I'll start this blog with some criticism of the hypothesis that mercury poisoning is responsible for autism across the board. Some parents who propose this hypothesis appear to be quite belligerent and eager to demonstrate their hate for autism and autistics (see hatingautism.blogspot.com). Anyone who disagrees is labeled "mercury poisoned" as well, and presumed to be inferior (just as I can only assume they see their own children). Disagreements are thus explained away as a lack of reasoning skills. As appalling as this is, it is not the basis of my criticism.

I could analyze in detail the studies that demonstrate a link and those that don't, comparing their methodology. But this has been done [ref][ref][ref].

What I intend to do is point out a number of well known facts about autism and mercury toxicity which are totally inconsistent with the hypothesis. At the very least, there are no mercury toxicity-based theories that attempt to explain them.

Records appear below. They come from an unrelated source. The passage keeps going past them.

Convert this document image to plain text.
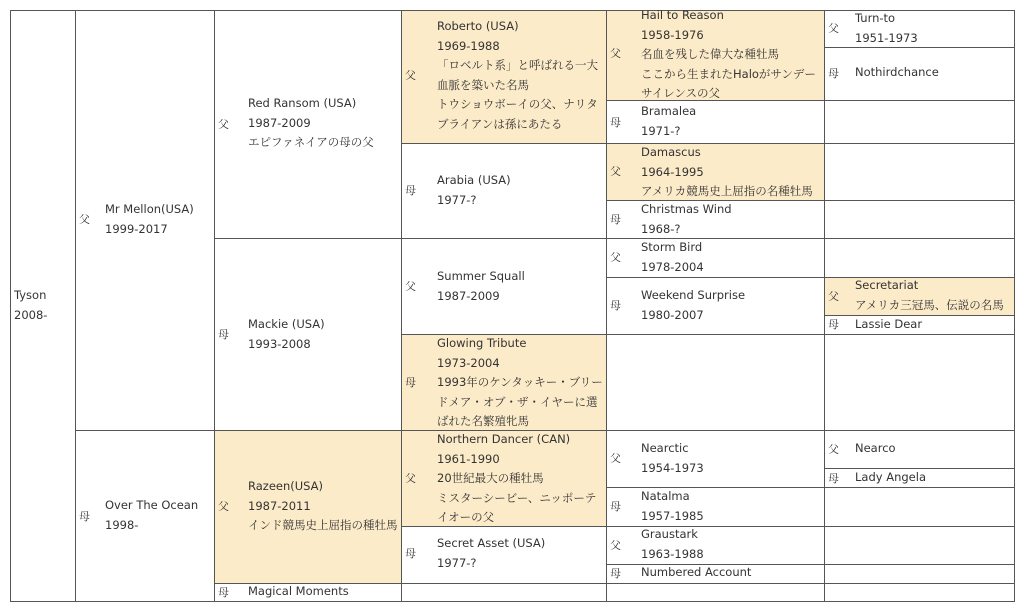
Tyson
2008-
父
Mr Mellon(USA)
1999-2017
母
Over The Ocean
1998-
父
Red Ransom (USA)
1987-2009
エピファネイアの母の父
母
Mackie (USA)
1993-2008
父
Razeen(USA)
1987-2011
インド競馬史上屈指の種牡馬
母 Magical Moments
父
Roberto (USA)
1969-1988
「ロベルト系」と呼ばれる一大
血脈を築いた名馬
トウショウボーイの父、ナリタ
ブライアンは孫にあたる
母
Arabia (USA)
1977-?
父
Summer Squall
1987-2009
母
Glowing Tribute
1973-2004
1993年のケンタッキー・ブリー
ドメア・オブ・ザ・イヤーに選
ばれた名繁殖牝馬
父
Northern Dancer (CAN)
1961-1990
20世紀最大の種牡馬
ミスターシービー、ニッポーテ
イオーの父
母
Secret Asset (USA)
1977-?
父
Hail to Reason
1958-1976
名血を残した偉大な種牡馬
ここから生まれたHaloがサンデー
サイレンスの父
母
Bramalea
1971-?
父
Damascus
1964-1995
アメリカ競馬史上屈指の名種牡馬
母
Christmas Wind
1968-?
父
Storm Bird
1978-2004
母
Weekend Surprise
1980-2007
父
Nearctic
1954-1973
母
Natalma
1957-1985
父
Graustark
1963-1988
母 Numbered Account
父
Turn-to
1951-1973
母 Nothirdchance
父
Secretariat
アメリカ三冠馬、伝説の名馬
母 Lassie Dear
父 Nearco
母 Lady Angela
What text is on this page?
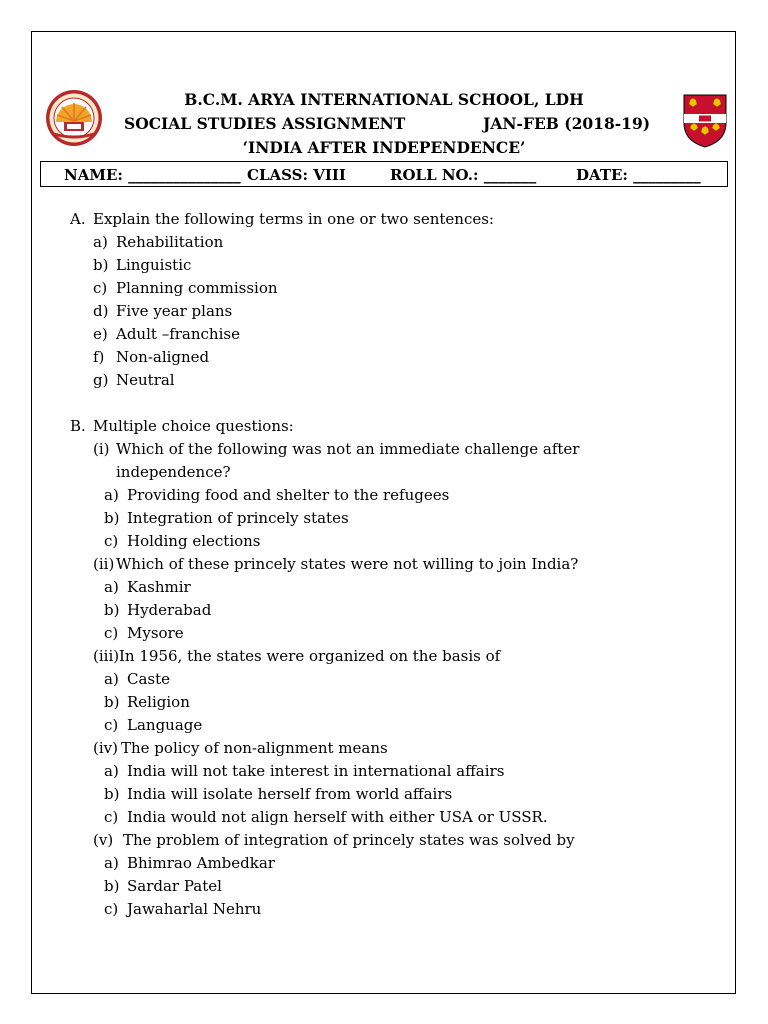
B.C.M. ARYA INTERNATIONAL SCHOOL, LDH
SOCIAL STUDIES ASSIGNMENT	JAN-FEB (2018-19)
‘INDIA AFTER INDEPENDENCE’
NAME: _______________ CLASS: VIII	ROLL NO.: _______	DATE: _________
A. Explain the following terms in one or two sentences:
a) Rehabilitation
b) Linguistic
c) Planning commission
d) Five year plans
e) Adult –franchise
f) Non-aligned
g) Neutral
B. Multiple choice questions:
(i) Which of the following was not an immediate challenge after
independence?
a) Providing food and shelter to the refugees
b) Integration of princely states
c) Holding elections
(ii) Which of these princely states were not willing to join India?
a) Kashmir
b) Hyderabad
c) Mysore
(iii)In 1956, the states were organized on the basis of
a) Caste
b) Religion
c) Language
(iv) The policy of non-alignment means
a) India will not take interest in international affairs
b) India will isolate herself from world affairs
c) India would not align herself with either USA or USSR.
(v) The problem of integration of princely states was solved by
a) Bhimrao Ambedkar
b) Sardar Patel
c) Jawaharlal Nehru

1. There's no mechanism by which mercury could cause savant skills to emerge.
   
2. The most severe symptoms of mercury poisoning include such things as kidney damage, burning mouth, and perspiration. These are not symptoms of autism, even in a minority of cases.
   
3. Mercury poisoning cannot account for neuroanatomical differences observed in early childhood, such as white and grey matter volume differences, increased head circumference, and differences in neuron size and density.
   
4. Mercury poisoning cannot account for increased false memory discrimination, information processing advantages, and other cognitive differences that have been documented.
   
5. It has been hypothesized that autistic children have a genetic liability in their body's mercury metabolism, having to do with the APO-E4 protein. This, however, would mean that a good portion of the siblings and parents of autistic children who had been themselves vaccinated with thimerosal should also be autistic. This is not the case. In fact, twin and sibling studies suggest that a single genetic variation is not sufficient to cause autism.
   
6. Additionally, several different alleles have been linked to autism, and these are prevalent in the general population. None of the alleles that have come up in genome-wide scans are related to mercury disposal in any way.
   
7. Objectively diagnosable conditions which look like autism have a purely genetic etiology. These include Fragile-X, Tuberous Sclerosis, and Rett Syndrome.
   
8. There are no reports of adult autistics running to get chelated, and some of them are OK with their autism, which would seem to be a strange way to experience being poisoned.
   

This, of course, does not mean that the symptoms of autism couldn't be amplified by a small amount of mercury poisoning, or that some diagnosed cases may be caused by mercury poisoning. But it is unethical and scientifically ludicrous to say that autism and mercury poisoning are the same thing. It is also silly to suggest that chelation is an autism treatment, as it does nothing other than treat heavy metal toxicity. And it is just wrong to diagnose and label a child or an adult as mercury poisoned without any medical tests to back up the assertion.